The total reported by the HUD and Commerce Dept. was down 0.9% to a seasonally adjusted annual rate of 1.25 million units, with single-family starts up 3.5% to 847,000 units while the multifamily sector fell 9.2% to a 406,000 pace.
“The relatively flat housing starts data in June is due to a decline in multifamily production, which still remains somewhat elevated due to affordability concerns in the for-sale market,” said NAHB Chief Economist Robert Dietz. “The Census data show that the only region showing single-family construction gains for the first half of 2019 is the South, where housing is generally more affordable relative to incomes.”

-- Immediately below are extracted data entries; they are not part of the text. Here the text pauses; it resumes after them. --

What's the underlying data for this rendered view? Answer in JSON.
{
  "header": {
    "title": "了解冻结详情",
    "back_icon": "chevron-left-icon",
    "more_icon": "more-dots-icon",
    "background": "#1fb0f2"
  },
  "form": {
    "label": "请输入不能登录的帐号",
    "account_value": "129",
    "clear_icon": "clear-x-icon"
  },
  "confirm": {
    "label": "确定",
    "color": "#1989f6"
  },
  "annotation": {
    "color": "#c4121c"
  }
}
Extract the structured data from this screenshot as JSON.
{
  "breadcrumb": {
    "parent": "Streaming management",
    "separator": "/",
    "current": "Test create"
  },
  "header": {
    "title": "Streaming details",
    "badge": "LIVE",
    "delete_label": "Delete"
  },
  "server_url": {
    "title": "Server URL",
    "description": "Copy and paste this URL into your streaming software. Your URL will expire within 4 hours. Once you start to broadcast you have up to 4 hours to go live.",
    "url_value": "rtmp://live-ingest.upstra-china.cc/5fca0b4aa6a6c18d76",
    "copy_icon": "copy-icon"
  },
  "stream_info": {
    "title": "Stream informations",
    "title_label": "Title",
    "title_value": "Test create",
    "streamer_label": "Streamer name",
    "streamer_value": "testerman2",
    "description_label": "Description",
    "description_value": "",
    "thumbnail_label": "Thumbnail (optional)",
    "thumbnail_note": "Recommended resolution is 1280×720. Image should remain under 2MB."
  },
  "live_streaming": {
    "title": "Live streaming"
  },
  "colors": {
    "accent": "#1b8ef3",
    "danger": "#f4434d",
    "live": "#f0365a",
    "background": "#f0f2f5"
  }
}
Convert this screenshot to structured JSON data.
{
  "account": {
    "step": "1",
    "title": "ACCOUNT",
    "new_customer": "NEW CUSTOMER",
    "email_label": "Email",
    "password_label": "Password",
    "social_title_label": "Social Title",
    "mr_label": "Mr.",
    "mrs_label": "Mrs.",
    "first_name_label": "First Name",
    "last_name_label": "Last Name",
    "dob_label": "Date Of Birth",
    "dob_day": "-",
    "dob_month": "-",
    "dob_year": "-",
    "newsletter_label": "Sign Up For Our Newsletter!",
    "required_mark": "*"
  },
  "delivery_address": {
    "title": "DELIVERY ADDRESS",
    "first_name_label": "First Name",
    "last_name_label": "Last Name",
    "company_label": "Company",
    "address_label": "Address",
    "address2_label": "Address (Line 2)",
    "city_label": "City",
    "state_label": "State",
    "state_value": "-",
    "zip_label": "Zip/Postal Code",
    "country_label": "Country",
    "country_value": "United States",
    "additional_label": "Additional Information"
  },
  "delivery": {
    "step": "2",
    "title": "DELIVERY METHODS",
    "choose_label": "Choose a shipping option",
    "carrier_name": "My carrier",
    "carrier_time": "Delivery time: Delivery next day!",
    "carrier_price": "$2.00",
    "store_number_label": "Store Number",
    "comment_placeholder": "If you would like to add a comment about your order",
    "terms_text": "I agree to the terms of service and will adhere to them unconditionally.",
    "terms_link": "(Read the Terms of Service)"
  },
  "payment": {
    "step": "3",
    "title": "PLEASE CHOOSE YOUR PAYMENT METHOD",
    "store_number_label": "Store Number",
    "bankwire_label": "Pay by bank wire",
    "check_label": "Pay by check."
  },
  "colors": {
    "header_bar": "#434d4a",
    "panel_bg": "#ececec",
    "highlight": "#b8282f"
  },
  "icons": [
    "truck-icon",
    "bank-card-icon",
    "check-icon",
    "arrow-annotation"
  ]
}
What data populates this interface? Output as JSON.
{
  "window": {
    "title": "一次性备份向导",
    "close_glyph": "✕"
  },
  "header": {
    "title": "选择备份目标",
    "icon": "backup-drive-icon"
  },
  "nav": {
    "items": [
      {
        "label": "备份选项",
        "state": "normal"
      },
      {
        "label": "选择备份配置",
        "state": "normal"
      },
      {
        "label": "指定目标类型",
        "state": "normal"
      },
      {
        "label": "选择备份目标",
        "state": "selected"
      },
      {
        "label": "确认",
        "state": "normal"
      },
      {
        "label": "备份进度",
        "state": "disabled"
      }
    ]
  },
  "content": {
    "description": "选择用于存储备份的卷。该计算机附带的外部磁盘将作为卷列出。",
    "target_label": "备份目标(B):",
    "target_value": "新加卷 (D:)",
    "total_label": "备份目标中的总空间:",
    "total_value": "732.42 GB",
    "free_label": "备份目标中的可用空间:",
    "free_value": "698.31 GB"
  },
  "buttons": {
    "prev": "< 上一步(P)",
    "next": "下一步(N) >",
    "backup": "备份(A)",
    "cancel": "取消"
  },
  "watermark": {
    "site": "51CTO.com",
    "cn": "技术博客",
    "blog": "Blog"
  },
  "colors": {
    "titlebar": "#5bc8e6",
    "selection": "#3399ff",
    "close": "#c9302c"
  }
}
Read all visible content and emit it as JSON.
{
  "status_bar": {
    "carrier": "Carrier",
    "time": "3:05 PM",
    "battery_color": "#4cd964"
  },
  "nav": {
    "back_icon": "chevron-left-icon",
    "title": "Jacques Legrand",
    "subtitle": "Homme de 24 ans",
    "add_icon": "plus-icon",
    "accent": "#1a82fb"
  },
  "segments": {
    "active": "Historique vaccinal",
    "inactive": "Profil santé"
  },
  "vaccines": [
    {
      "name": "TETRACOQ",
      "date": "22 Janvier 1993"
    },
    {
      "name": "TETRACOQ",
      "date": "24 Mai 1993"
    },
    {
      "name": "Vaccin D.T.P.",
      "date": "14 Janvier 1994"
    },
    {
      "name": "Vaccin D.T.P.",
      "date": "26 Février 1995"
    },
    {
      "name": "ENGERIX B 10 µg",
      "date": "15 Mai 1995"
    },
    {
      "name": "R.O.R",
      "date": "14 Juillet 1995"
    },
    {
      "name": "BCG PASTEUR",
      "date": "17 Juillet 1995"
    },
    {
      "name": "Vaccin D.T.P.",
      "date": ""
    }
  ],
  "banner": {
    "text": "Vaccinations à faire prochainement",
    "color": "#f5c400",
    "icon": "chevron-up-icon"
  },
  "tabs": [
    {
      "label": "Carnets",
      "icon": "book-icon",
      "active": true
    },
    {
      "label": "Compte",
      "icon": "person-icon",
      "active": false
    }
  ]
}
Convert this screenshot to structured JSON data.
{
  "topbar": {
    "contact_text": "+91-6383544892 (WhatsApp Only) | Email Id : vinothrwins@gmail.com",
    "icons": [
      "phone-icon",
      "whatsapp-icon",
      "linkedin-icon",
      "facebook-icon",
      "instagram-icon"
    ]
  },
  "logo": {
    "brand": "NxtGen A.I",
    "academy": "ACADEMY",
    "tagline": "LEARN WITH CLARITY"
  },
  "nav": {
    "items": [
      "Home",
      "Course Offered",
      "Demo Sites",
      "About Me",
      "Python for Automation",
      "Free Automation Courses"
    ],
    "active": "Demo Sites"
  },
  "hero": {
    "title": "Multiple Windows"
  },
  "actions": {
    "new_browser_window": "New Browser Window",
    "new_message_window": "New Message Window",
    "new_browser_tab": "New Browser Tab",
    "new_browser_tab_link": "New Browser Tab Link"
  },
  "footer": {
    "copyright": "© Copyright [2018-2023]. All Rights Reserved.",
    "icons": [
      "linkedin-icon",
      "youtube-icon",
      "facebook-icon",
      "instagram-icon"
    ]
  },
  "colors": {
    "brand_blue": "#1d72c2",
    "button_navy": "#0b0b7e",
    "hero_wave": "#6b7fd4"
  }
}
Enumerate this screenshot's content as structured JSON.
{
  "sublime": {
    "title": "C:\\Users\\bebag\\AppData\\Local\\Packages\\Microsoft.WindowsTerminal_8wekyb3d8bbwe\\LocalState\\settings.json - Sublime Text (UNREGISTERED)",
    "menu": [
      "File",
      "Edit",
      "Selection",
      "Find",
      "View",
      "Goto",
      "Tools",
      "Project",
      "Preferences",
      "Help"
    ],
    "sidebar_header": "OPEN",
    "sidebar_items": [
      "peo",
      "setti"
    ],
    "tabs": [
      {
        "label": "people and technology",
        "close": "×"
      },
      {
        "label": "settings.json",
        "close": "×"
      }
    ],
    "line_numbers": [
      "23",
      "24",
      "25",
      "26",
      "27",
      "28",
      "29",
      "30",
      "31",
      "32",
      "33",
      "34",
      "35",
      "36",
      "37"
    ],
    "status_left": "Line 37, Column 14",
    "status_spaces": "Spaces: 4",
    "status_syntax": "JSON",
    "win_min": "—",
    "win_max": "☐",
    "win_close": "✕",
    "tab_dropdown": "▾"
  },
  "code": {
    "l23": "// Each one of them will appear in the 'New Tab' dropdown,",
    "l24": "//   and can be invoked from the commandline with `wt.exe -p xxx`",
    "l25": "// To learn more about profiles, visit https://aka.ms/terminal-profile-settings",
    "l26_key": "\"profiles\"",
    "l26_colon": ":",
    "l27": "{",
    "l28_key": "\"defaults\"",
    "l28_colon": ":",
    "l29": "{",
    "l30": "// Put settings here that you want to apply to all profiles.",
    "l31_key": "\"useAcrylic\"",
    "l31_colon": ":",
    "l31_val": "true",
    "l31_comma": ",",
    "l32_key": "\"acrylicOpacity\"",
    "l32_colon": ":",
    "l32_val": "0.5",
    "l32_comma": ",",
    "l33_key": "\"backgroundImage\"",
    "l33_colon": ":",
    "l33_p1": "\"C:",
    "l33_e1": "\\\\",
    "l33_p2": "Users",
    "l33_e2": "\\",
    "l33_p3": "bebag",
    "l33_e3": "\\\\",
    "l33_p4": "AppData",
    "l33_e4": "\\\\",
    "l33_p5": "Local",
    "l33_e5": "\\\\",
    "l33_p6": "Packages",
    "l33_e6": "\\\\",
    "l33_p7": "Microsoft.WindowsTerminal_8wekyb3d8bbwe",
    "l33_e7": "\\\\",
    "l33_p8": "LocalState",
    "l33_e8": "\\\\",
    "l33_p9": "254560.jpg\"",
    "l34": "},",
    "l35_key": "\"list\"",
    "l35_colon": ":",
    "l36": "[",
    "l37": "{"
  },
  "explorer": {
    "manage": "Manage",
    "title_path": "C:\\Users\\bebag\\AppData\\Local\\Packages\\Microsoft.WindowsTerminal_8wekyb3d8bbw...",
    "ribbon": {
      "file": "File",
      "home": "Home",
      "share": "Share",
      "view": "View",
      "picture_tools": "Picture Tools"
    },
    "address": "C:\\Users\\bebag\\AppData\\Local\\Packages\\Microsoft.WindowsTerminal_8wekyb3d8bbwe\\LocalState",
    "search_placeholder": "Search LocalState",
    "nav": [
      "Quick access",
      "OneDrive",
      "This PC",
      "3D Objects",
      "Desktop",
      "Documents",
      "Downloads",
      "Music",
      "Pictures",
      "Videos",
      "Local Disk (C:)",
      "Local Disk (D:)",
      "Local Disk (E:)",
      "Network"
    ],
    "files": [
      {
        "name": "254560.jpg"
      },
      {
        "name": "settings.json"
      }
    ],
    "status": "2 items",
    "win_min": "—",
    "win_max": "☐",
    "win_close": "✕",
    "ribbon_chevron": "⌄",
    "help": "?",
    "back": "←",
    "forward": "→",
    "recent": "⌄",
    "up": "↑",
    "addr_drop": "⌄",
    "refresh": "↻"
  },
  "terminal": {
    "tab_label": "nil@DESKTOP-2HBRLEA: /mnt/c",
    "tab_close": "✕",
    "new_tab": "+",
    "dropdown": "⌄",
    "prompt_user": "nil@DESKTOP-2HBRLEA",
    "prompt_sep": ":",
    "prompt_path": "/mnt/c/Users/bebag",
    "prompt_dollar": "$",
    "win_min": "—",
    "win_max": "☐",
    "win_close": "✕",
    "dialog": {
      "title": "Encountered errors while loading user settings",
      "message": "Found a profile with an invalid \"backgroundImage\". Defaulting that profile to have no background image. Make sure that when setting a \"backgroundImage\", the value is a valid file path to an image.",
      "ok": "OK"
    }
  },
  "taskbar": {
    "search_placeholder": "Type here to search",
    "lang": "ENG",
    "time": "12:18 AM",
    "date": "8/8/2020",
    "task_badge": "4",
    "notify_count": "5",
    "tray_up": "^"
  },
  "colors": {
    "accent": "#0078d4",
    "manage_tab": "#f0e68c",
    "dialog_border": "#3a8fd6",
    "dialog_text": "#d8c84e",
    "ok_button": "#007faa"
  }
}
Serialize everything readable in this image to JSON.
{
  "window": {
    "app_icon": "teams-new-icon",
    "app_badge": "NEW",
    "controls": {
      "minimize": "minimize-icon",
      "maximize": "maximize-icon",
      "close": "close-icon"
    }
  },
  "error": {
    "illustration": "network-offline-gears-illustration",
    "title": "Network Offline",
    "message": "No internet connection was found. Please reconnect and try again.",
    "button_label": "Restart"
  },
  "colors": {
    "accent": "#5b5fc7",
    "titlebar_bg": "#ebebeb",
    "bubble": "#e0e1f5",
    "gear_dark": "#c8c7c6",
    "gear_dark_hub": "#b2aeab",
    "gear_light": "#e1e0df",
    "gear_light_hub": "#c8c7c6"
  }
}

Combined single-family and multifamily starts in June rose 31.3% in the Northeast, and 27.1% in the Midwest. Starts declined 9.2% in the South and 4.9% in the West.
Supply challenges?
Permits were down 6.1 percent to a SAAR of 1.22 million units, which could signal supply challenges ahead.
“Restrictive and costly regulations, rising construction costs and an ongoing labor shortage in the construction industry continue to put pressure on builders. If these supply headwinds persist, buyers looking for homes may be facing a tighter market in the second half of the year,” commented First American Deputy Chief Economist Odeta Kushi.
She added that there are some reasons for builders to be optimistic including pent up demand, lower mortgage rates and continued wage growth.
“However, supply remains tight and building pace lags behind historical standards, especially for single-family homes. Market conditions are ripe for buyers to face more competition in the second half of the year,” she said.